I feel stuck! I've been feeling this for a while but kept adjusting my plans but now I feel like I've completely fudged myself for life. I'm evening thinking of dropping out of my school and going to my community college to take those anatomy courses and other pre-reqs I need for any nursing course. I'm seriously looking at to take the next step after CNA which is LPN. I feel that is my best bet at the moment but then again I feel they'll take one look at my crappy grades and say NO! I feel like I've fallen so low. I have no one to blame for myself but I don't know what is my best option for now. I feel like I am drowning at my school because I have so many more science courses I have to take for a biology degree that will get me no where and whats the point of graduating if i can't get in anywhere with my horrible grades. I've registered for this spring semester at my school but now I'm feeling like its pointless. My best bet I think is to take the anatomy classes at a community school but I think they might be filled up by now since the new semester starts in less than a month. I was hoping to get into the june admissions for lpn at wilbur wright college here in Chicago but that is probably me just dreaming the impossible.

If any one happens to read this from Chicago I'm interested in wright college and would like to know how long their waiting list is. Yes I've read other posts asking the same but they're mostly from 09'.
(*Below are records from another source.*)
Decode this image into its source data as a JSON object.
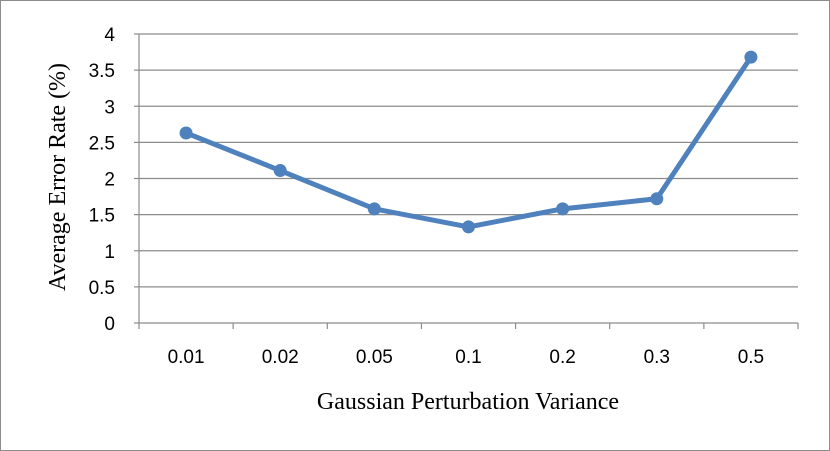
{
  "chart_data": {
    "type": "line",
    "title": "",
    "xlabel": "Gaussian Perturbation Variance",
    "ylabel": "Average Error Rate (%)",
    "categories": [
      "0.01",
      "0.02",
      "0.05",
      "0.1",
      "0.2",
      "0.3",
      "0.5"
    ],
    "series": [
      {
        "values": [
          2.63,
          2.11,
          1.58,
          1.33,
          1.58,
          1.72,
          3.68
        ]
      }
    ],
    "ylim": [
      0,
      4
    ],
    "yticks": [
      0,
      0.5,
      1,
      1.5,
      2,
      2.5,
      3,
      3.5,
      4
    ],
    "ytick_labels": [
      "0",
      "0.5",
      "1",
      "1.5",
      "2",
      "2.5",
      "3",
      "3.5",
      "4"
    ],
    "grid": true,
    "legend": "none",
    "colors": {
      "line": "#4f81bd",
      "marker": "#4f81bd",
      "grid": "#8c8c8c",
      "axis": "#8c8c8c",
      "border": "#8c8c8c"
    }
  }
}
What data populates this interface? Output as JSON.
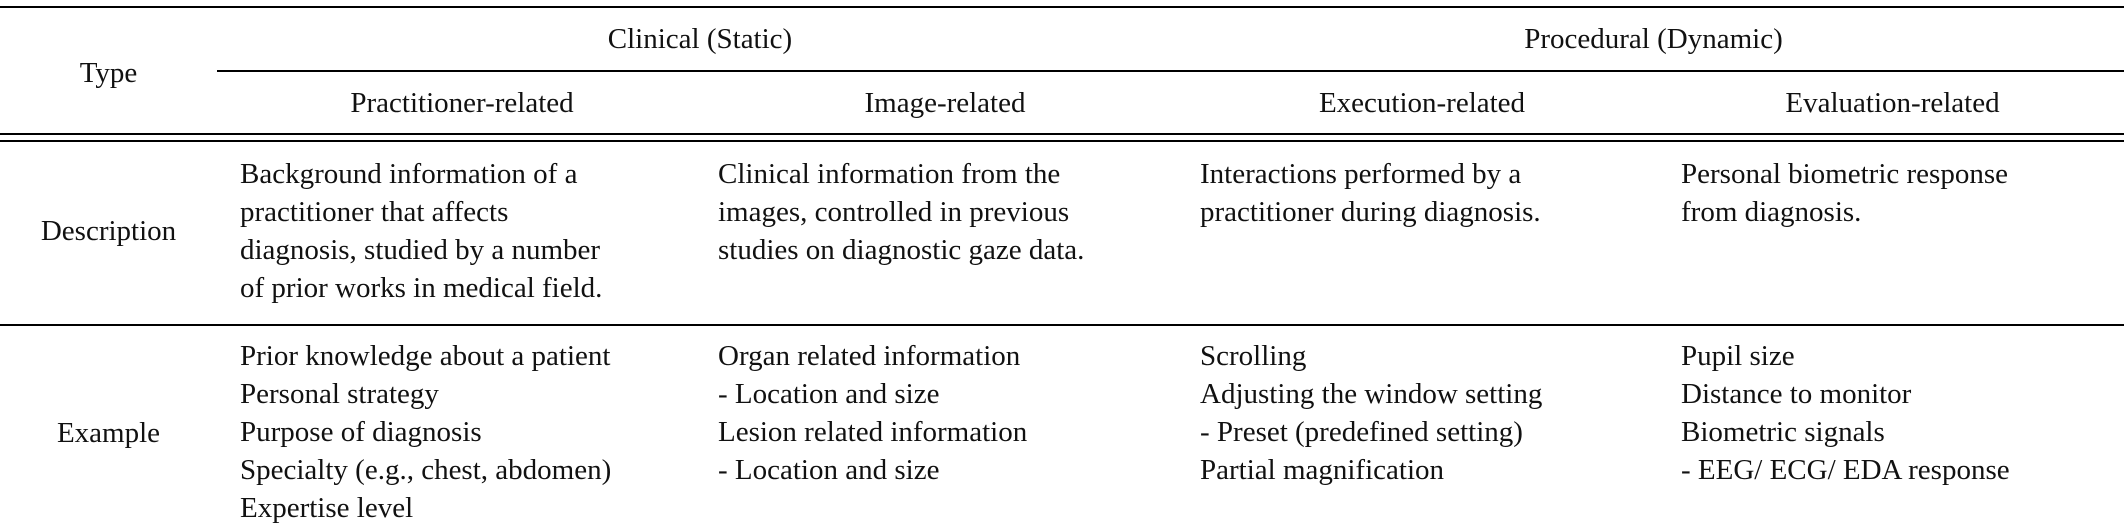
{
  "table": {
    "header": {
      "type_label": "Type",
      "group_clinical": "Clinical (Static)",
      "group_procedural": "Procedural (Dynamic)",
      "col_practitioner": "Practitioner-related",
      "col_image": "Image-related",
      "col_execution": "Execution-related",
      "col_evaluation": "Evaluation-related"
    },
    "rows": [
      {
        "label": "Description",
        "practitioner": [
          "Background information of a",
          "practitioner that affects",
          "diagnosis, studied by a number",
          "of prior works in medical field."
        ],
        "image": [
          "Clinical information from the",
          "images, controlled in previous",
          "studies on diagnostic gaze data."
        ],
        "execution": [
          "Interactions performed by a",
          "practitioner during diagnosis."
        ],
        "evaluation": [
          "Personal biometric response",
          "from diagnosis."
        ]
      },
      {
        "label": "Example",
        "practitioner": [
          "Prior knowledge about a patient",
          "Personal strategy",
          "Purpose of diagnosis",
          "Specialty (e.g., chest, abdomen)",
          "Expertise level"
        ],
        "image": [
          "Organ related information",
          "- Location and size",
          "Lesion related information",
          "- Location and size"
        ],
        "execution": [
          "Scrolling",
          "Adjusting the window setting",
          "- Preset (predefined setting)",
          "Partial magnification"
        ],
        "evaluation": [
          "Pupil size",
          "Distance to monitor",
          "Biometric signals",
          "- EEG/ ECG/ EDA response"
        ]
      }
    ]
  }
}
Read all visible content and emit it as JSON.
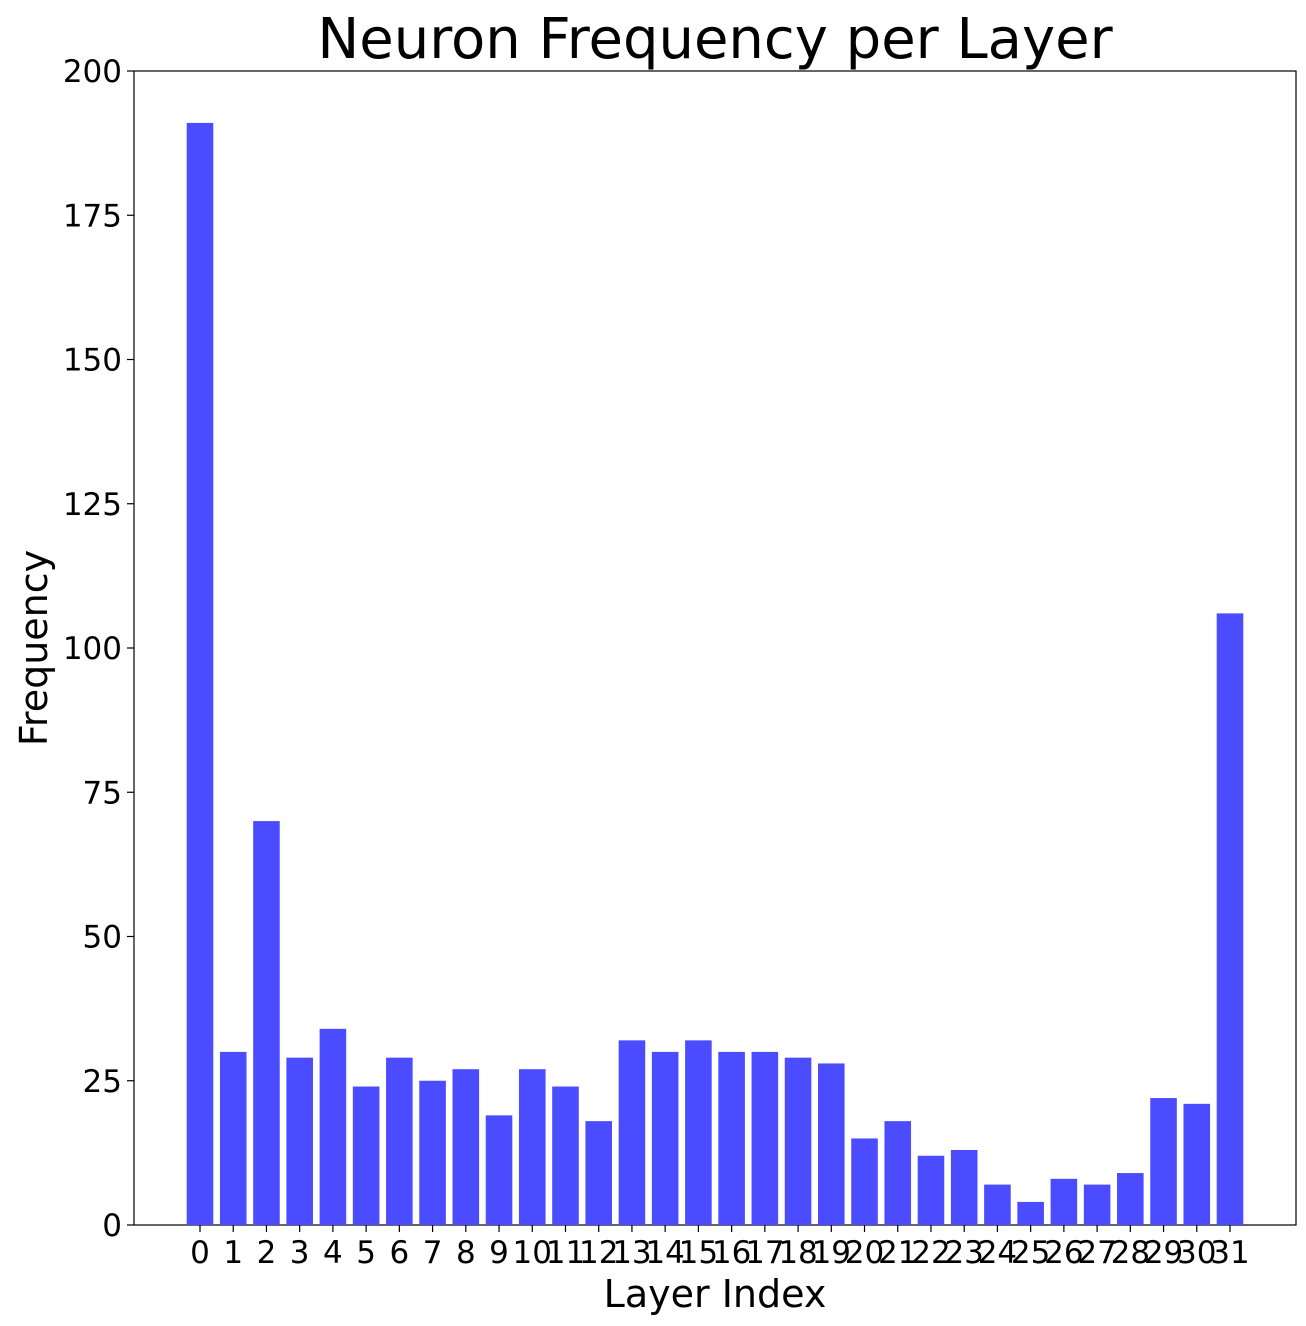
{
  "chart_data": {
    "type": "bar",
    "title": "Neuron Frequency per Layer",
    "xlabel": "Layer Index",
    "ylabel": "Frequency",
    "categories": [
      "0",
      "1",
      "2",
      "3",
      "4",
      "5",
      "6",
      "7",
      "8",
      "9",
      "10",
      "11",
      "12",
      "13",
      "14",
      "15",
      "16",
      "17",
      "18",
      "19",
      "20",
      "21",
      "22",
      "23",
      "24",
      "25",
      "26",
      "27",
      "28",
      "29",
      "30",
      "31"
    ],
    "values": [
      191,
      30,
      70,
      29,
      34,
      24,
      29,
      25,
      27,
      19,
      27,
      24,
      18,
      32,
      30,
      32,
      30,
      30,
      29,
      28,
      15,
      18,
      12,
      13,
      7,
      4,
      8,
      7,
      9,
      22,
      21,
      106
    ],
    "ylim": [
      0,
      200
    ],
    "yticks": [
      0,
      25,
      50,
      75,
      100,
      125,
      150,
      175,
      200
    ],
    "grid": false,
    "legend": "none",
    "bar_color": "#4b4bff"
  }
}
Sorry I know its long but I just feel I had to vent some way :crying2: thanks if you read it all or just skim through it. I want to know I wasnt the only one in this predicament and any:idea: ideas would be appreciated. Sorry for many typos too :o

thanks you all :redpinkhe

Specializes in LTC.

You'll get there eventually. It may take a really long time, but you will. I can kind of relate- I had no idea what i wanted to do and didn't know what i was taking classes for, so I didn't take any of the right pre-reqs and pretty much have to start over. Even now, I'm thinking of changing my plan! My grades are really good, but it's taking me forever to get through school because I have to work full time and take night classes, which are not always available. If I had known what I was doing at 18 I could have lived at home, worked part time, and just gotten the school thing over with. All you can do in a situation like this is be patient.

I would start over at the community college. The classes you already took should still count, and at least it will be cheaper. If you try to the ADN program (rather than a BSN) there will probably be a waiting list, but there's no point in struggling to get a biology degree that you don't actually need in order to be a nurse.